From: Mauro Carvalho Chehab <mchehab@redhat.com>
To: "Luck, Tony" <tony.luck@intel.com>
Cc: Borislav Petkov <bp@amd64.org>,
Linux Edac Mailing List <linux-edac@vger.kernel.org>,
Linux Kernel Mailing List <linux-kernel@vger.kernel.org>,
Doug Thompson <norsk5@yahoo.com>,
Steven Rostedt <rostedt@goodmis.org>,
Frederic Weisbecker <fweisbec@gmail.com>,
Ingo Molnar <mingo@redhat.com>
Subject: Re: [PATCH v22] edac, ras/hw_event.h: use events to handle hw issues
Date: Thu, 10 May 2012 19:07:49 -0300 [thread overview]
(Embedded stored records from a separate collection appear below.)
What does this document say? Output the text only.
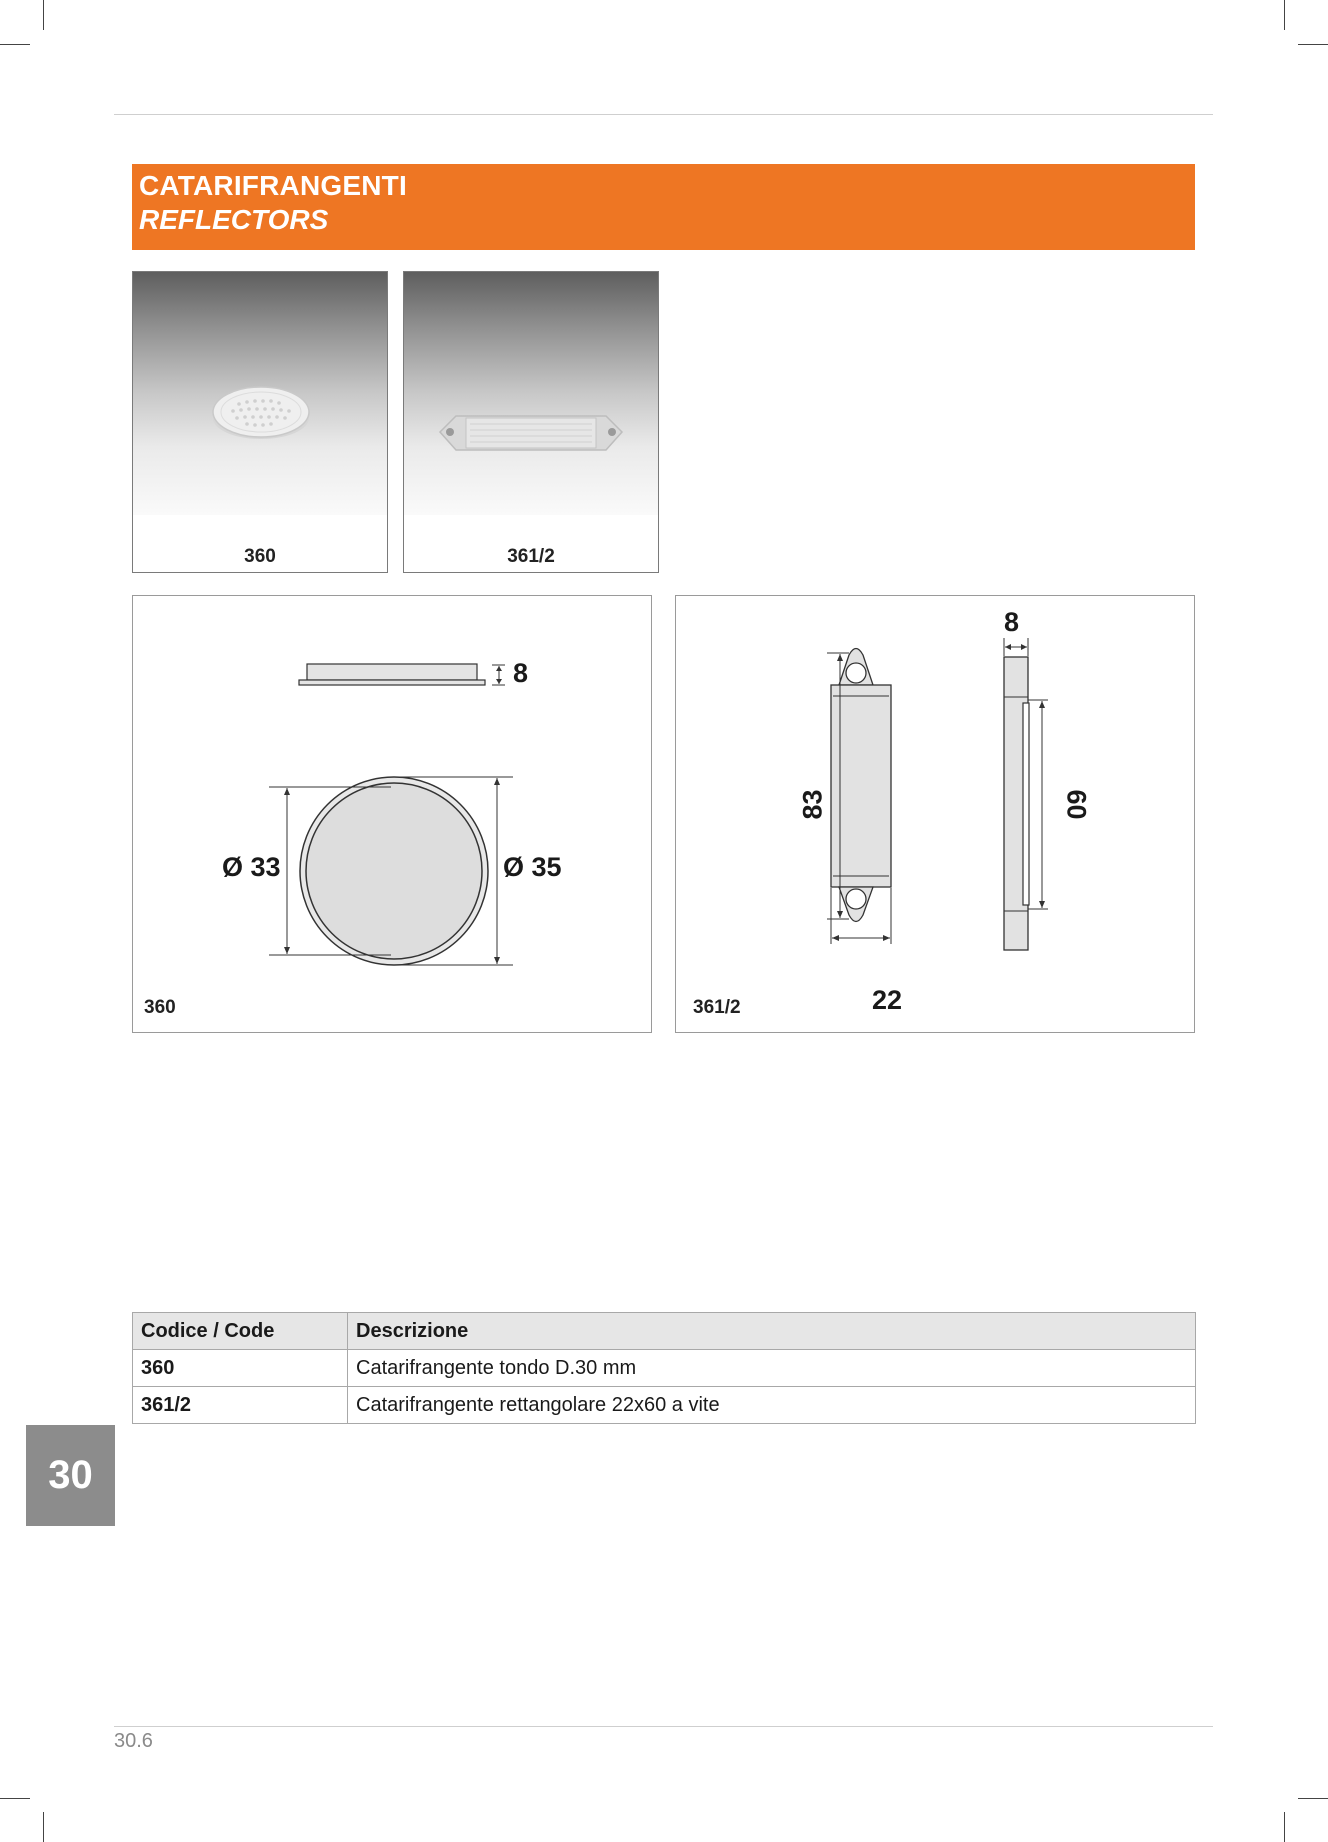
CATARIFRANGENTI
REFLECTORS
360	361/2
8
Ø 33	Ø 35
360
8
83	60
22
361/2
Codice / Code	Descrizione
360	Catarifrangente tondo D.30 mm
361/2	Catarifrangente rettangolare 22x60 a vite
30
30.6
Message-ID: <4FAC3C35.70101@redhat.com> (raw)
In-Reply-To: <3908561D78D1C84285E8C5FCA982C28F192EC1A2@ORSMSX104.amr.corp.intel.com>
Em 10-05-2012 18:10, Luck, Tony escreveu:
>>> + TP_printk(HW_ERR "mce#%d: %s error %s on memory stick \"%s\" (%s %s %s)",
>>
>> This still says "mce" and it should say "MC" or "mem_ctl" or similar.
>
> I'm trying to look at how this will look to an end user who is not intimately
> acquainted with the internals of how memory subsystems work.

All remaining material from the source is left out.